Author tries to preserve Yiddish tradition

March 01, 1992|By New York Times News Service

CHERNOVTSY, Ukraine -- "I'm the last of the Mohicans of the great Yiddish tradition in Czernowitz," Josef Burg said.

The shine in his eyes under a shock of white hair and the vigor of his gestures seemed to contradict the calendar, which says that this year Mr. Burg, the author of many books and tales, will celebrate his 80th birthday.

Mr. Burg, who speaks all the local languages, past and present -- Yiddish, German, Russian, Ukrainian and Romanian -- calls this city by its Austrian name. Only an undertone of melancholy that resonated through hours of conversation in his home and on walks through the slushy, icy streets of Chernovtsy reflected his sense that all that he recalls so vividly is gone forever.

What he must do, now that the end of Soviet rule has made it possible, Mr. Burg said, is to keep it from sinking into oblivion.

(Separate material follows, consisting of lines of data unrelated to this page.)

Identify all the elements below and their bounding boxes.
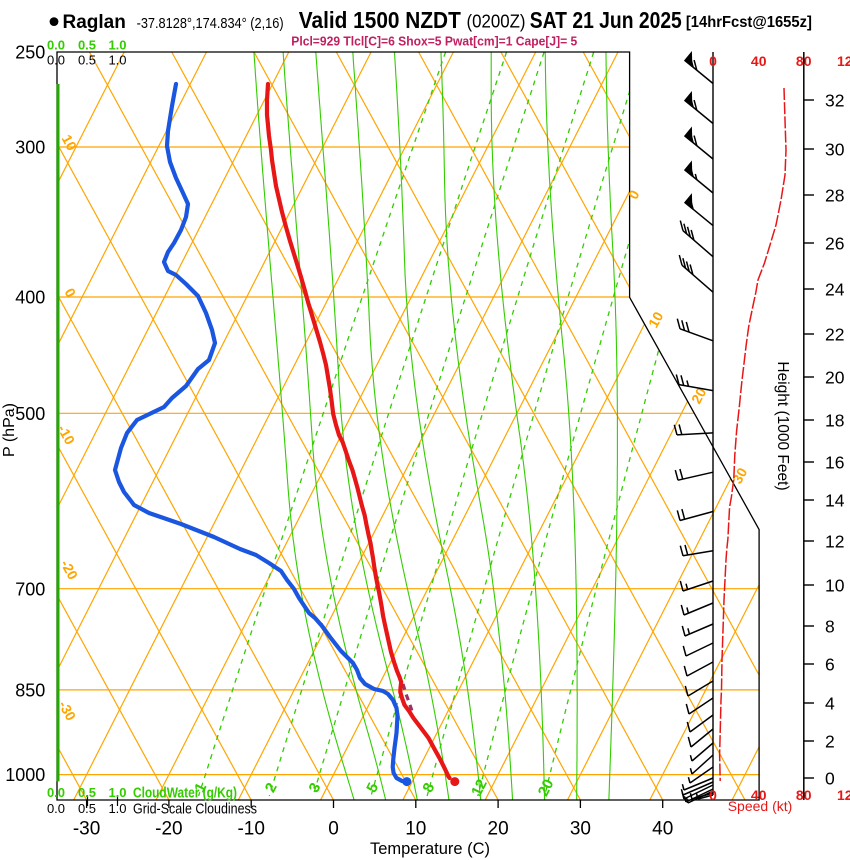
svg-text:-20: -20 [155,818,182,839]
svg-text:0.0: 0.0 [47,53,65,68]
svg-text:24: 24 [825,280,845,300]
svg-text:18: 18 [825,411,844,431]
svg-text:10: 10 [59,132,81,154]
svg-text:SAT 21 Jun 2025: SAT 21 Jun 2025 [530,7,682,33]
svg-text:700: 700 [15,579,45,599]
svg-text:Valid 1500 NZDT: Valid 1500 NZDT [299,7,461,33]
svg-text:Height (1000 Feet): Height (1000 Feet) [774,361,791,490]
svg-text:20: 20 [825,368,845,388]
svg-text:(0200Z): (0200Z) [467,12,526,32]
svg-text:0.0: 0.0 [47,801,65,816]
svg-text:-37.8128°,174.834° (2,16): -37.8128°,174.834° (2,16) [137,16,284,32]
svg-text:-10: -10 [237,818,264,839]
svg-text:30: 30 [825,140,845,160]
svg-text:Temperature (C): Temperature (C) [370,840,490,858]
svg-text:2: 2 [825,732,835,752]
svg-text:0: 0 [709,53,717,69]
svg-text:0.5: 0.5 [78,801,96,816]
svg-text:4: 4 [825,694,835,714]
svg-text:1000: 1000 [5,765,45,785]
svg-text:10: 10 [405,818,426,839]
svg-text:30: 30 [570,818,591,839]
svg-text:120: 120 [837,787,850,803]
svg-text:26: 26 [825,234,844,254]
svg-text:-30: -30 [73,818,100,839]
svg-text:1.0: 1.0 [108,801,126,816]
svg-text:500: 500 [15,404,45,424]
svg-text:0: 0 [825,769,835,789]
svg-text:0: 0 [709,787,717,803]
svg-text:6: 6 [825,655,835,675]
svg-text:40: 40 [751,787,767,803]
svg-text:1.0: 1.0 [108,785,126,800]
svg-text:8: 8 [825,617,835,637]
svg-text:250: 250 [15,43,45,63]
svg-text:0.5: 0.5 [78,37,96,52]
svg-text:10: 10 [645,309,667,331]
svg-text:CloudWater (g/Kg): CloudWater (g/Kg) [133,786,237,802]
svg-text:16: 16 [825,453,844,473]
svg-text:[14hrFcst@1655z]: [14hrFcst@1655z] [686,14,812,31]
svg-text:12: 12 [468,776,491,799]
svg-text:Grid-Scale Cloudiness: Grid-Scale Cloudiness [133,802,257,818]
svg-text:0.5: 0.5 [78,785,96,800]
svg-text:0.5: 0.5 [78,53,96,68]
svg-text:22: 22 [825,325,844,345]
svg-text:20: 20 [488,818,509,839]
svg-text:Raglan: Raglan [63,12,126,33]
svg-text:12: 12 [825,532,844,552]
svg-text:14: 14 [825,491,845,511]
svg-text:1.0: 1.0 [108,37,126,52]
svg-text:40: 40 [751,53,767,69]
svg-text:1.0: 1.0 [108,53,126,68]
svg-text:32: 32 [825,91,844,111]
svg-text:300: 300 [15,138,45,158]
svg-text:40: 40 [652,818,673,839]
svg-text:850: 850 [15,681,45,701]
svg-text:0: 0 [328,818,339,839]
svg-text:20: 20 [688,385,710,407]
svg-text:0.0: 0.0 [47,785,65,800]
svg-text:400: 400 [15,288,45,308]
svg-text:Speed (kt): Speed (kt) [728,798,793,814]
svg-text:P (hPa): P (hPa) [1,403,18,457]
svg-text:28: 28 [825,186,844,206]
svg-text:0.0: 0.0 [47,37,65,52]
svg-text:120: 120 [837,53,850,69]
svg-text:10: 10 [825,576,845,596]
svg-text:Plcl=929 Tlcl[C]=6 Shox=5 Pwat: Plcl=929 Tlcl[C]=6 Shox=5 Pwat[cm]=1 Cap… [291,34,577,49]
svg-text:20: 20 [535,776,558,799]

As a sign of recognition, he said, he has just received word from Israel that he was awarded the Segal Prize for Yiddish writing.

When the Bukovina region was one -- under Austria until 1918, under Romania until 1940 -- Chernovtsy, its capital, was a vital center of German and Yiddish culture.

In German, as well as Yiddish, in literature, theater, higher education and journalism, Jews, who made up more than one-third of the population of 120,000 until 1941, were a vital force.

Czernowitz became a landmark in the history of Yiddish in 1908, when the first international congress on the language, maligned by many as a mere dialect, proclaimed it a national language of the Jews, along with Hebrew.

At the end of World War II, northern Bukovina, including Chernovtsky, was annexed by the Soviet Union. Chernovtsy, which Mr. Burg calls a "little mirror of classical Austrian culture" even under Romanian rule, became a backwater, a provincial Ukrainian industrial city of 260,000, few of whom shared Mr. Burg's memories of glory and sorrow.

Writers and readers of Yiddish came to live in Chernovtsy after World War II, most of them survivors from the old shtetls, the seats of famous Hasidic communities, of the surrounding Carpathian Mountains. There were about 40,000 until Jewish emigration began in 1970, Mr. Burg said; there are 10,000 now.

"They emigrated or left for eternity," he said. The writer spent the war and postwar years in many regions of the Soviet Union, teaching German literature, and did not return to the city of his youth until the 1960s. Only memories linked him to it; memories of hatred of Jews that have marred this region since the Austrian days, which appear golden in Mr. Burg's look back.

"Anti-Semitism began with the Romanians," he said. "My father was fortunate to die before the Germans arrived. My brother was killed in the Spanish Civil War. My mother was murdered by the Germans, buried alive. I thought the stones would cry under my feet when I returned -- and they really did."

Mr. Burg recalled the Soviet anti-Semitism that followed the Nazi years. "All that was Jewish or Yiddish was persecuted," he said. "Parents no longer spoke Yiddish to their children. The chain between grandfathers and grandchildren was broken by the fathers."